- Territorial extent: Ba'athist Syria
- Effective: May 16, 1966
- Repealed: March 17, 2013
- Introduced by: Salah Jadid

= Economic Sanctions Law =

1966 to 2013 law in Ba'athist Syria

The Economic Sanctions Law (also known as the Economic Penal Code or just Decree No. 37), was a political law, issued in Ba'athist Syria in 1966 by the Salah Jadid's regime. The economic sanctions law prohibited the removal of foreign currency or other monetary assets from Syria in any significant quantities, as well as leaving the country without special permission, negligence at work or damage to factory equipment, under penalty of imprisonment.

== Background ==
Since 1963, the socialist Ba'ath Party had ruled Syria, implementing a Soviet-inspired five-year plan system in the economic sphere. In February 1966, another military coup took place, bringing to power a radical branch of the party known as neo-Ba'athists. General Salah Jadid, who had strong communist and Marxist leanings, became the leader of Syria. The coup interrupted the Second Five-Year Plan, begun in 1965, and marked a radical change in its nature: due to such a sharp change in policy towards a more radical direction, some documents indicate 1966 as the beginning of the Second Five-Year Plan.

The Jadid's regime officially "continued" to implement the plan, albeit more radically. To protect underdeveloped state-owned enterprises, officials during the Second Five-Year Plan period introduced strict restrictions and increased duties on imported goods; for example, in January 1967, a ban was imposed on the import of almost all foreign luxury goods into Syria. At that time, permitted imports had to be channeled exclusively through state-owned enterprises. However, by early 1967, this policy of developing state-owned enterprises had already encountered serious difficulties, primarily related to a severe capital shortage. In an attempt to solve these problems, the government only expanded state control over industry and trade. The Council of Ministers issued a wide range of decrees that transferred all wholesale trade under state control: private wholesalers were arrested. The government-controlled "Supply Board" was responsible for distributing basic consumer goods such as vegetable oil to the domestic market - already in early May 1966, security forces arrested 45 of Damascus's largest merchants, and the party newspaper al-Ba'ath dubbed them "Syria's Biggest Capitalists" and accusing them of undermining economic well-being of Syria. Around the same time, the government confiscated all real estate and froze the assets of other members of the trading elite.

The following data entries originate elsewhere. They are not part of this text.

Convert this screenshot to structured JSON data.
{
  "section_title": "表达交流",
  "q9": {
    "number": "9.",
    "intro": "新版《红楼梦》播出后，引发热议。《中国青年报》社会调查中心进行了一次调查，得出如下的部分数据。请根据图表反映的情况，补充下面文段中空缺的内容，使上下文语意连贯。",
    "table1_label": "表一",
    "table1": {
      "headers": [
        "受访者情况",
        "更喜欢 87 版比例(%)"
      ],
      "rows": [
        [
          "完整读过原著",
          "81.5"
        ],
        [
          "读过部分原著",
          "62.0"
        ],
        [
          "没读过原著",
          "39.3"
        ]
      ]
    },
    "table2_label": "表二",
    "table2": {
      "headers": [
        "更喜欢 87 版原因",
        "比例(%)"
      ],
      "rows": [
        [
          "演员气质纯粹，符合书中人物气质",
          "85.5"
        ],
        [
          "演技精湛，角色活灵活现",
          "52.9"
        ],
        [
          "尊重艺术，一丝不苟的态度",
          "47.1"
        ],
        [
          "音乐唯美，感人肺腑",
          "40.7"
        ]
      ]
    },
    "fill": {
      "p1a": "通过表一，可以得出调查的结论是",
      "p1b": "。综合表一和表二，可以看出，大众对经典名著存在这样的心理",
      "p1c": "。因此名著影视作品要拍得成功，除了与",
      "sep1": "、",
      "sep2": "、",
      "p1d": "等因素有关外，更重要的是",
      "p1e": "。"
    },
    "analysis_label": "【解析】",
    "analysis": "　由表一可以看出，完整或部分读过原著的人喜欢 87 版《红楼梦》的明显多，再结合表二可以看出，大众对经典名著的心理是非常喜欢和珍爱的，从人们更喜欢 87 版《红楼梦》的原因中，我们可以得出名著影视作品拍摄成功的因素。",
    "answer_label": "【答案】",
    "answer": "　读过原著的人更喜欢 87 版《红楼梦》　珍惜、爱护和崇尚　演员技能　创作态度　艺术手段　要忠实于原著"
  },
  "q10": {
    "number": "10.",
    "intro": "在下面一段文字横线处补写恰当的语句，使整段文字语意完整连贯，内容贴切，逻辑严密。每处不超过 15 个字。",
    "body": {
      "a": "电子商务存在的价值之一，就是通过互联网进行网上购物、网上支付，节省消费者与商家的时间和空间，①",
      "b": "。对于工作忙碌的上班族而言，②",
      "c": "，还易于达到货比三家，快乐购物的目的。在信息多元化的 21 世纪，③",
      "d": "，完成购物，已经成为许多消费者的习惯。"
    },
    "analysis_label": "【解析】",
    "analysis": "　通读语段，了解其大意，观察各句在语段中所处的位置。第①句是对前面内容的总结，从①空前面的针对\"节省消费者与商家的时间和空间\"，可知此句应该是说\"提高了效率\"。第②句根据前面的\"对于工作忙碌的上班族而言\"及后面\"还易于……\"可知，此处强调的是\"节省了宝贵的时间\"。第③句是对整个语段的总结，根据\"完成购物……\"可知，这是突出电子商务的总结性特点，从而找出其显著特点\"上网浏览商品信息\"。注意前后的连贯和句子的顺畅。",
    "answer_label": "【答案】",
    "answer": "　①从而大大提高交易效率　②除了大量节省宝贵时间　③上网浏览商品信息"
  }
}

Basic consumer goods were rationed by the government in accordance with decrees signed at the end of May 1967. Sometimes this reached the point of absurdity: for example, it was forbidden to transport flour from one governorate of the country to another without obtaining a special permit.

== Implementation ==
At May 16, 1966, the government introduced the Decree No. 37. The law consisted of 39 articles that defined punishment for so-called "economic sabotage" - this concept included the transfer of large amounts of money and assets outside Syria, favoritism of government officials, negligence in work, and sabotage of equipment and machines in factories and plants. The scope of the law was very broad - it affected most workers or officials.

Punishments for negligence ranged from 6 months to 2 years in prison. The punishment for intentionally damaging manufactured goods or factory equipment, evading or refusing to implement state projects and infrastructure, disclosing secret data regarding production and five-year plans, or poor economic planning is generally 15 years in prison or hard labor. However, the law also allows a person who damaged the factory equipment/manufactured goods to pay a fine (double its price) instead of 2 years in prison. For transferring currency or assets outside of Syria, the person also faced a 15-year prison sentence. As stated in the law, "an attempt to commit such crimes draws the same punishment as commission of the crime". Also, in accordance with this law, the departure of government officials from Syria without special permission or the failure to return Syrian students receiving government-funded training/internships abroad is also a crime. The law also punishes people who violate the production plan established by the state with forced labor.

This was the first economic crime law in the Arab world. The government passed the law to, as it put it, for protect the "progress on the road to socialism."

== Abolition ==
The law was repealed on 17 March 2013, as it was replaced by Law No. 3 of 2013 (that also called the Economic Criminal Code), which was passed on the same day.